No? Really! Why would people not have trust? Because APCO and other corporate PR firms lied about the science of tobacco, climate change, drug prices, and pretty much everything else for decades?
Is that why?
This is an obvious question to pretty much anyone except Wendy Orent and the editors at OpenMind. Instead, they’re perfectly happy to do the “scicomm shimmy shake” with corporate America.
“Everyone is vulnerable to manipulation,” OpenMind continues on its website. “We interrogate bad science journalism and media, analyze exemplars of reporting done well ….”
Oh, please. Shut up.
Orent uses the Nature paper as "proof" that the Wuhan market was the source of Covid, which is manifestly mendacious. It was irresponsible of Open Mind to publish her article without knowing the source of this claim. The paper is not yet peer reviewed and its failure to include the possibility that an infected market visitor brought the virus there, whether from the lab or elsewhere. is indicative of deliberate suppression of information.So much for Open Mind, which apparently does no fact checking whatsoever.
Sent this article to someone I know and this is what they said: (curious your opinion Paul)

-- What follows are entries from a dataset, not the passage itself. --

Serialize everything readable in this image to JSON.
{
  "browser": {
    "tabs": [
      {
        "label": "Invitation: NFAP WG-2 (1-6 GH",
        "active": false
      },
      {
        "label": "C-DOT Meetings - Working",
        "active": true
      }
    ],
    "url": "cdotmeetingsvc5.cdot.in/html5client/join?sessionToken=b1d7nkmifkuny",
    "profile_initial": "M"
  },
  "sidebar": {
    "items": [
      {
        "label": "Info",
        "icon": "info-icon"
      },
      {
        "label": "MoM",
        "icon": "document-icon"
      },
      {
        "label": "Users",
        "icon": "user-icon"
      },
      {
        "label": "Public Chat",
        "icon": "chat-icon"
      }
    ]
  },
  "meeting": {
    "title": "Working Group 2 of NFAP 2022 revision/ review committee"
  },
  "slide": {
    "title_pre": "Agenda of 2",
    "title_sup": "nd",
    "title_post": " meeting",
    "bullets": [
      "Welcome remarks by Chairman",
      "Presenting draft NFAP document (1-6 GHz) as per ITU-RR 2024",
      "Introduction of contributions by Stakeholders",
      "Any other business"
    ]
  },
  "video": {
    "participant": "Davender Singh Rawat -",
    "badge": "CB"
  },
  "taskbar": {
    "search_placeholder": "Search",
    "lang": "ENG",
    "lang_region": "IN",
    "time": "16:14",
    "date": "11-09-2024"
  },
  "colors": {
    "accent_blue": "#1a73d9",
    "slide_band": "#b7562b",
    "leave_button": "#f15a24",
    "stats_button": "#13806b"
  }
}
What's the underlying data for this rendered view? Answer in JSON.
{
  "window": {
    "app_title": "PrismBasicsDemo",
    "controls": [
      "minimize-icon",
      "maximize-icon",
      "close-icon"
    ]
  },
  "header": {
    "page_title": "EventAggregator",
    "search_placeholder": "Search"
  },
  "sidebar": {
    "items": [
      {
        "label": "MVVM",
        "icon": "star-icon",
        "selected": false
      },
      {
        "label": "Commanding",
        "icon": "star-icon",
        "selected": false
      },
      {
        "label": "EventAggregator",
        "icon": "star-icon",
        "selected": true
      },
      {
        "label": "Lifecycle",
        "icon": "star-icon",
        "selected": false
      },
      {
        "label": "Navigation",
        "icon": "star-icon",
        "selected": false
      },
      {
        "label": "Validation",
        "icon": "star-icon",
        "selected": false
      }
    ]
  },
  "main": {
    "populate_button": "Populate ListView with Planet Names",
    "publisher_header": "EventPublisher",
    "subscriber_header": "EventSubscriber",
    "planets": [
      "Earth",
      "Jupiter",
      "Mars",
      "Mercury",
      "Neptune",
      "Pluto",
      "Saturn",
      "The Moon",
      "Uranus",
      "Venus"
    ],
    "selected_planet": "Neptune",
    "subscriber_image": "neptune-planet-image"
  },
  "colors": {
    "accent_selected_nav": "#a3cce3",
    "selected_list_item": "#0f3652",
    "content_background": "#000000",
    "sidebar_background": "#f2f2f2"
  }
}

I read the Wendy Orent article. I don’t get why this guy is on her. I don’t understand. You should read the article. For a lot of it she explains how there were lab leaks and how, in other cases, people will never really know. And when she quotes Lebor from APCO, it was one little bit in the entire article. And even then, I think you would agree with what she (Lebor) said which is nobody knows what to believe anymore. She said case in point was Anthony Fauci - he should never have said that masks don’t work if he thought that masks did work. The expert she was supposedly quoting was saying that people don’t know what to believe anymore.